Si on reconnaît au chêne son appartenance à la noblesse forestière, l’épicéa incarne plutôt la classe laborieuse. Il se prête sans broncher à tous les usages. Il se laisse scier pour fabriquer du bois de charpente ou de menuiserie; très jeune, il se laisse déterrer pour porter les guirlandes et les boules de noël dans nos salons. Jeune, il se laisse découper pour se transformer en piquets, poteaux ou tuteurs.

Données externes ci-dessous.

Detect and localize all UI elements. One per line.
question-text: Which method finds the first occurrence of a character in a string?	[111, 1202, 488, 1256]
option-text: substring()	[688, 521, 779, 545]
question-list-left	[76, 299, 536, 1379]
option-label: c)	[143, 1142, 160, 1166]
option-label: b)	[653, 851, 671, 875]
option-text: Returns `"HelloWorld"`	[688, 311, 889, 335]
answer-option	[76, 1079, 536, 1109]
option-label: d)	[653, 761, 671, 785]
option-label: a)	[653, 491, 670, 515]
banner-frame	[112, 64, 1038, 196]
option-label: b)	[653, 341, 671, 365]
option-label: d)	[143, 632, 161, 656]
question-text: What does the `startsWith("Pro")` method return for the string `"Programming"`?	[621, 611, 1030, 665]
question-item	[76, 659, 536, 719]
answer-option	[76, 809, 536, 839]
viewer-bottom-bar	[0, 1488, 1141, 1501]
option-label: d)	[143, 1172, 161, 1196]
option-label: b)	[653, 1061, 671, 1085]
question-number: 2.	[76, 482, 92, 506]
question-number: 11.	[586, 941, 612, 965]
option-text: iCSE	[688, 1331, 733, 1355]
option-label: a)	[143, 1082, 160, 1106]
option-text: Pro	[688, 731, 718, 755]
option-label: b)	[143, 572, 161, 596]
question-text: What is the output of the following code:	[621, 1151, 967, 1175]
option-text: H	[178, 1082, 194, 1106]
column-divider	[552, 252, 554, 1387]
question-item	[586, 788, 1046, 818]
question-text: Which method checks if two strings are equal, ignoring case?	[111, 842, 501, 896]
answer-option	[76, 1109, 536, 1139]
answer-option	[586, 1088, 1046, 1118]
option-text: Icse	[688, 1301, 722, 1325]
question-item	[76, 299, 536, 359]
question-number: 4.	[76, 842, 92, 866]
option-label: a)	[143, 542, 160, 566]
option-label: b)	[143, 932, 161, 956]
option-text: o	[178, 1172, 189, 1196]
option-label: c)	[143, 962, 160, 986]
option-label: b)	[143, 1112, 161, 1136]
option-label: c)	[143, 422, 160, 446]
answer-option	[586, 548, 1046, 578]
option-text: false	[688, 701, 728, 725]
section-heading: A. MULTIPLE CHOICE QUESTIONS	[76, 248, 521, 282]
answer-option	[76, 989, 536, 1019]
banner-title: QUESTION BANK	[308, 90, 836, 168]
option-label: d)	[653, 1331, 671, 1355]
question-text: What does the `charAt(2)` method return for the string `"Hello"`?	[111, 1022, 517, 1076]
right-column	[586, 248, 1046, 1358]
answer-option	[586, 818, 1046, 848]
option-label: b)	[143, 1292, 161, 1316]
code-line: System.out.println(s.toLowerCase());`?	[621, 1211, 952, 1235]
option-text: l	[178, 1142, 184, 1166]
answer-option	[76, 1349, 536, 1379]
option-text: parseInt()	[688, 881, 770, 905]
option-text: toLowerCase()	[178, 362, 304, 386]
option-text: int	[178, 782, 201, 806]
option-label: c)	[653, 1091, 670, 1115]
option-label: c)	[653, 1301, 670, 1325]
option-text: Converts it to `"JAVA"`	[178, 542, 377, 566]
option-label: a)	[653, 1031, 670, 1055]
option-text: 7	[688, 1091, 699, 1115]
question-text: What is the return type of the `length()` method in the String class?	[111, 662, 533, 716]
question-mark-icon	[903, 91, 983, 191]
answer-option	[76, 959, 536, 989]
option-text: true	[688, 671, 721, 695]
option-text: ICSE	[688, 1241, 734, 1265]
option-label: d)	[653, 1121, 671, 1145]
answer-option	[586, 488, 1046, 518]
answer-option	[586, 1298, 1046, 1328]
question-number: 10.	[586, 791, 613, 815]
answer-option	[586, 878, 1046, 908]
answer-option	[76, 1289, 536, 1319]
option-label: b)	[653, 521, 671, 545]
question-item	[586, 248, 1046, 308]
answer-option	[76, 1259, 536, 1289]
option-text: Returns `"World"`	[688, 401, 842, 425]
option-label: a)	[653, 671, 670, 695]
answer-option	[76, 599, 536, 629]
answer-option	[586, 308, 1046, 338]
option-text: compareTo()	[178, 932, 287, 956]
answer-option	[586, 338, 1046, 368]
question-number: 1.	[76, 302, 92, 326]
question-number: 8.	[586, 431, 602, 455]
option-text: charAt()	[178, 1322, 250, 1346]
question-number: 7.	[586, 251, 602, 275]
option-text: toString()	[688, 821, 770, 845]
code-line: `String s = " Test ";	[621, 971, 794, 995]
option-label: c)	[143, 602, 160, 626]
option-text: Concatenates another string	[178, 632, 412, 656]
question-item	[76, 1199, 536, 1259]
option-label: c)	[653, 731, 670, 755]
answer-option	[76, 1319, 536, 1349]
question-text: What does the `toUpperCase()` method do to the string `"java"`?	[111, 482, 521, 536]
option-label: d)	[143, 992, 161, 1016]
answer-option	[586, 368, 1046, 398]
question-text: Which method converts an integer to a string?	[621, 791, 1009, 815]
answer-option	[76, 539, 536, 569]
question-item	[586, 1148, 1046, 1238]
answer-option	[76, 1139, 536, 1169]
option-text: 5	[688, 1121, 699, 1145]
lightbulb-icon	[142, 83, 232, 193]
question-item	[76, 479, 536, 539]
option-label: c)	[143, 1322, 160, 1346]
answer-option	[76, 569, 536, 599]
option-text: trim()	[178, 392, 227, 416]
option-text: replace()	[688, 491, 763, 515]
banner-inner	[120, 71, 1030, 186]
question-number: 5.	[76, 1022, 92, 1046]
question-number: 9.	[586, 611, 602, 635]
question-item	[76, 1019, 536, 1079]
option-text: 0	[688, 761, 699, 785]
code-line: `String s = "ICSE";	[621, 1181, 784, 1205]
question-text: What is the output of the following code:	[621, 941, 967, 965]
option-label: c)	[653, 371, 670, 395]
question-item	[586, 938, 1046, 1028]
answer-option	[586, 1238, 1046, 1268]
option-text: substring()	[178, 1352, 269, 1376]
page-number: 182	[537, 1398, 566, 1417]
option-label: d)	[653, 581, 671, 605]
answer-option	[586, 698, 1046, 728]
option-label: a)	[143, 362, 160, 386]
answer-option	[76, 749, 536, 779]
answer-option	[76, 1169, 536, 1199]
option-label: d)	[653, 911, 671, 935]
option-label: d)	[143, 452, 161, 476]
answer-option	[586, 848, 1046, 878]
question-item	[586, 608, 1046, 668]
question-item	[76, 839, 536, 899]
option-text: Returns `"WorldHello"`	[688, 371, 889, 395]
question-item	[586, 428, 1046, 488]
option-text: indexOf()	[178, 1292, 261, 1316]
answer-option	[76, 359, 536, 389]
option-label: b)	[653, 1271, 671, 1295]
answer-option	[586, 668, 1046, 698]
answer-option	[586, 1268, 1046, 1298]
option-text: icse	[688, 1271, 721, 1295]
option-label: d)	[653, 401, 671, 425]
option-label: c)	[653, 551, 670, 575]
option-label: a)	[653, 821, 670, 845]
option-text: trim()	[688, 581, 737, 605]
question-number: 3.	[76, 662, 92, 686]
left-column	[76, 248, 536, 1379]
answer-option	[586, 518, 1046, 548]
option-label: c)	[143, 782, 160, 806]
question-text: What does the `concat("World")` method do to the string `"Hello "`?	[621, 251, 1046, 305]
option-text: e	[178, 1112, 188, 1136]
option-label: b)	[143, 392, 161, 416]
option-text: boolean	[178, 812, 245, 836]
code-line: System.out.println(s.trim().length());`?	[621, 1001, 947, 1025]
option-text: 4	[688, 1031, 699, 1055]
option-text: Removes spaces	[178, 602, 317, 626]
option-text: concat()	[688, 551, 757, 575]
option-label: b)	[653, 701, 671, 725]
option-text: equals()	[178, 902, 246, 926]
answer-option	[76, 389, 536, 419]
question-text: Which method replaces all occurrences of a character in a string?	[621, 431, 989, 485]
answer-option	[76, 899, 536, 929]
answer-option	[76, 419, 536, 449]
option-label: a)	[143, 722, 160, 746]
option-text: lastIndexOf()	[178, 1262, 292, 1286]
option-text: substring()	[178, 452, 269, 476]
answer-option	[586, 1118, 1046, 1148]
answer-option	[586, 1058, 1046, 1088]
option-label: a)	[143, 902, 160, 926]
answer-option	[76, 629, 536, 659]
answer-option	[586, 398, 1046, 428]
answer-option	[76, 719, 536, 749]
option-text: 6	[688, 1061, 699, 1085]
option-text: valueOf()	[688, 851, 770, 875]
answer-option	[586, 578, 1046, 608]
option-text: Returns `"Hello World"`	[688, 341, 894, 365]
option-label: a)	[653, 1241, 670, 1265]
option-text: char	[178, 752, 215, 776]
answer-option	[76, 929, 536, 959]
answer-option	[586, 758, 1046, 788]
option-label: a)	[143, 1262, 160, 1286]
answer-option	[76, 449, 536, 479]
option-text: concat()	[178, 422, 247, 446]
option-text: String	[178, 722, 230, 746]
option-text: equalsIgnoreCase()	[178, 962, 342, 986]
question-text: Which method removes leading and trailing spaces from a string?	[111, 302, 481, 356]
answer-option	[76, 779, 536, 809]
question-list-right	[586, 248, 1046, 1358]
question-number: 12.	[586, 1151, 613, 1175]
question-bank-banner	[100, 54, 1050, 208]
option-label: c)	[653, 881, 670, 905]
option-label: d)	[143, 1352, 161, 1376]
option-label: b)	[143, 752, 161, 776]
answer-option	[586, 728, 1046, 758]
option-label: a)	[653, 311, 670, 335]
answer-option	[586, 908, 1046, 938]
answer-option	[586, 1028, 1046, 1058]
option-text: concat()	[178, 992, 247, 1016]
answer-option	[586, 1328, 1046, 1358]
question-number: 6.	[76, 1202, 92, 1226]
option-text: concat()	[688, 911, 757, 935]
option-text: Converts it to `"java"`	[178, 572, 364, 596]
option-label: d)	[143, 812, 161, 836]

Il se laisse hacher et malaxer pour devenir pâte à papier ou panneaux de particules; et se laisse compresser pour se sacrifier au feu sous forme de pellets qui alimentent nos poêles ou nos chaudières industrielles.

Ce silencieux polyvalent pousse l’abnégation jusqu’à ne pas se plaindre lorsqu’on l’appelle “sapin”. Car l’épicéa n’est pas un sapin, il est un résineux certes, mais d’un autre genre botanique que les sapins. Les sapins vivent dans les sapinières, alors que l’épicéa forme des pessières.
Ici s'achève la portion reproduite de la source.